Prostate cancer can be slow to progress, frustrating the development of new therapies for patients with early, high-risk disease. New results from ICECaP (Intermediate Clinical Endpoints for Cancer of the Prostate), a PCF-supported initiative led by Dr. Christopher Sweeney, will cut the time required to assess new therapies for aggressive prostate cancer by 50%. Dr. Sweeney and his team identified a new clinical trial endpoint that will shorten the time taken to conduct trials, enabling the development of novel therapies that can be administered at the earliest—and potentially most curative—stage possible.

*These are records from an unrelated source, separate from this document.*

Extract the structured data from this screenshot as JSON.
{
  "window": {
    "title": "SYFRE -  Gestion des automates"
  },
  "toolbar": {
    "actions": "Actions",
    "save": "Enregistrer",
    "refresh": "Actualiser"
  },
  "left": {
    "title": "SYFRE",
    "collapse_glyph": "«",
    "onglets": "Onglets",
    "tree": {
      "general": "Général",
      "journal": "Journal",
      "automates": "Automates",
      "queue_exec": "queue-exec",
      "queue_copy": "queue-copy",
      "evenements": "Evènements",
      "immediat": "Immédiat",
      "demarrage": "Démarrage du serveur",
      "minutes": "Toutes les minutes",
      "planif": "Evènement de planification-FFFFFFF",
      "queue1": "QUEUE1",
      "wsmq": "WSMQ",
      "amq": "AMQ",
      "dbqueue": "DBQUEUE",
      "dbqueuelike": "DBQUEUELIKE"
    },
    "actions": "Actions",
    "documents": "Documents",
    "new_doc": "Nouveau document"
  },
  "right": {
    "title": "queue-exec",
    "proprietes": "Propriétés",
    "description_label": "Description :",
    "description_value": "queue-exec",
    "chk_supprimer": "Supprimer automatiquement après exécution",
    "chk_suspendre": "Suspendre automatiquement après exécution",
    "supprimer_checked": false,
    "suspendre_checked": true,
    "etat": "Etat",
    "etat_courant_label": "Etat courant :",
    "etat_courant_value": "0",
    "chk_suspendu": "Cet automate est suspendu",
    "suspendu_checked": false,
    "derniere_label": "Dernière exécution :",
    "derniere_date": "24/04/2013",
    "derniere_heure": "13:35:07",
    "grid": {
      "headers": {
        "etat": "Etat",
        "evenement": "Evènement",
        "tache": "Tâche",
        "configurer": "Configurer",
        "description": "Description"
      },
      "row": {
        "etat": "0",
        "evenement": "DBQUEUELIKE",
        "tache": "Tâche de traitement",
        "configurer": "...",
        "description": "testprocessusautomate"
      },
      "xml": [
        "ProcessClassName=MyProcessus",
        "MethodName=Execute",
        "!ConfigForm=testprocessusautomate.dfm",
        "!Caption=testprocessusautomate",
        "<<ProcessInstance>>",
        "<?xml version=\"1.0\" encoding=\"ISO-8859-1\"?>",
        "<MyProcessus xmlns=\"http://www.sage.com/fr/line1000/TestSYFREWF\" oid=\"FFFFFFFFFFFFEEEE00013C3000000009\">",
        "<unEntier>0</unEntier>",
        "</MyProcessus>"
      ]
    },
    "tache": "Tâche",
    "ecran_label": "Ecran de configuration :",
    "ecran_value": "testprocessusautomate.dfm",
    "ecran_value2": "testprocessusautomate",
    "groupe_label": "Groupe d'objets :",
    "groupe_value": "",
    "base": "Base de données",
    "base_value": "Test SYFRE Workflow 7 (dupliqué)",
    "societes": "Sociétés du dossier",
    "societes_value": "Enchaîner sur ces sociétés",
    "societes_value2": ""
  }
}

“We need to move trials for new precision therapies earlier, as this is the time when patients with lethal but potentially curable cancer have the best chance of being cured,” said Dr. Sweeney, who is a medical oncologist at the Dana-Farber Cancer Institute and Associate Professor in Medicine at Harvard Medical School. “We already have many new treatments that extend the lives of patients in the late-stage metastatic setting but aren’t curative. If we can use them earlier, it is likely we can improve upon proven successes in the adjuvant setting.”
When diagnosed early, prostate cancer is highly treatable, but approximately 20% of patients will experience disease recurrence. However, because of the slow nature of prostate cancer progression, it can take 10-15 years before patients who relapse succumb to the disease. Of the approximate 26,000 deaths per year in the U.S. resulting from prostate cancer, an estimated 17,000 are patients initially diagnosed with localized disease who ultimately experienced progression. Finding ways to prevent recurrence in these patients would pay enormous dividends toward reducing deaths from prostate cancer. Unfortunately, only a fraction of clinical trials for new therapies are conducted in patients presenting with localized disease. The overwhelming majority of trials are in recurrent or metastatic prostate cancer, when patients are essentially incurable.
The dearth of trials in early prostate cancer stems from the difficulty of conducting them. In order for international regulatory agencies such as the FDA to approve a new therapy, an improvement in length or quality of life resulting from the therapy must first be demonstrated in clinical trials. The “overall survival” (OS) endpoint, which measures the length of time from randomization to death from any cause, is the gold standard for measuring the impact of a treatment on length of life. In localized prostate cancer, reaching an OS endpoint can require 10-15 years—a prohibitive time frame for pharmaceutical companies. This fact has translated into only limited improvements having been made in the treatment of early, aggressive prostate cancer in the last decade.
PCF identified this issue as a critical unmet need, and in 2012 supported the establishment of the ICECaP Working Group, funded in partnership with Astellas/Medivation, Janssen, Millennium/Takeda, Sanofi and Sotio. The goal of ICECaP is to undertake the arduous task of identifying an intermediate clinical trial endpoint that functions as a “surrogate” for OS. A successful surrogate would accurately predict overall survival but could be obtained much earlier in the course of the disease. The information on the surrogate endpoint would then be forwarded to regulatory agencies and drug companies around the world to hasten clinical trials and regulatory approvals for new therapies for early prostate cancer patients.
To accomplish this goal, the team assembled data from 21,140 patients from 24 randomized clinical trials in early-stage prostate cancer for which long-term clinical follow-up information was available. A statistical analysis plan was created in which a candidate surrogate endpoint was required to meet two conditions to be considered suitable: 1) the surrogate must correlate with the true endpoint (e.g., overall survival), and 2) the effects of the treatment on overall survival and on the surrogate endpoint must be correlated (e.g., the treatment must affect both endpoints to similar degrees).
The group found that “disease-free survival” (DFS) rates at five years (a measure of the length of time from randomization until local/regional progression, distant metastasis, or death from any cause) significantly correlated with overall survival rates at eight years (correlation of 0.86). In addition, the treatments were found to similarly affect the OS and DFS endpoints (correlation of 0.73). (A correlation value of 0.70 or greater is considered a reliable surrogate.)
“We are providing the information which regulatory authorities will be able to use as documentation that disease-free survival is a strong surrogate for overall survival. We are currently also assessing the more refined endpoint of metastasis-free survival as a surrogate for overall survival and will present the results of this analysis later in 2016,” Dr. Sweeney said. “This project will inform drug developers on how to design their studies. They will then use this to petition regulatory authorities to see if it meets their metrics for approval.
“Although our work is not yet done, we have completed the most difficult task of collecting the data as part of a magnificent and inspiring data-sharing collaboration. I am confident the final product will be able to guide the next generation of clinical trials,” said Dr. Sweeney. “This will help us to more expediently evaluate new therapies and apply all of the advancements we’ve been making in drug development to decreasing the death rate from prostate cancer.”